A 12-episode anime television series adaptation, directed by Takashi Watanabe and produced by J.C.Staff, aired in Japan between April 15 and July 1, 2011. The opening theme is "Scarlet Ballet" by May'n and the ending theme is "Camellia no Hitomi" (カメリアの瞳, Kameria no Hitomi) by Aiko Nakano. An original video animation episode was released on December 21, 2011. The anime is licensed in North America by Funimation, in Australia by Madman Entertainment, and in the United Kingdom by Manga Entertainment. The anime made its North American television debut on the Funimation Channel on November 27, 2012.
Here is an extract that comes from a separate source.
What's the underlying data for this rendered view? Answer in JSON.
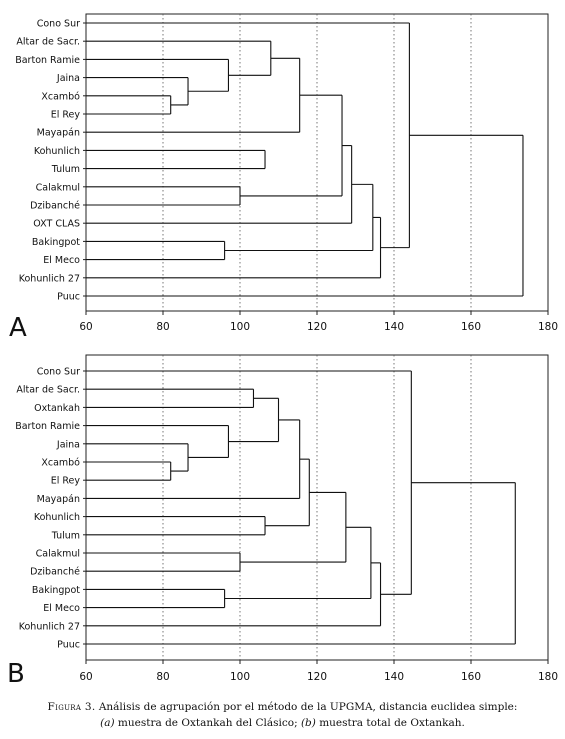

An anime adaptation of Aria the Scarlet Ammo AA, a spin-off manga series written by Shogako Tachibana and produced by Doga Kobo aired in Japan between October 6 and December 22, 2015. The opening theme is "Bull's Eye" by Nano while the ending theme is "Pulse" (パルス, Parusu) by Ayane Sakura and Rie Kugimiya. The series is also licensed in North America by Funimation, who simulcasted the series as it aired.

A new short anime commemorating the anime's 15th anniversary was announced on April 15, 2026.

==Reception==
The Aria the Scarlet Ammo light novels have sold over 5 million copies as of April 2014. By December 2020, it had sold over 9 million copies.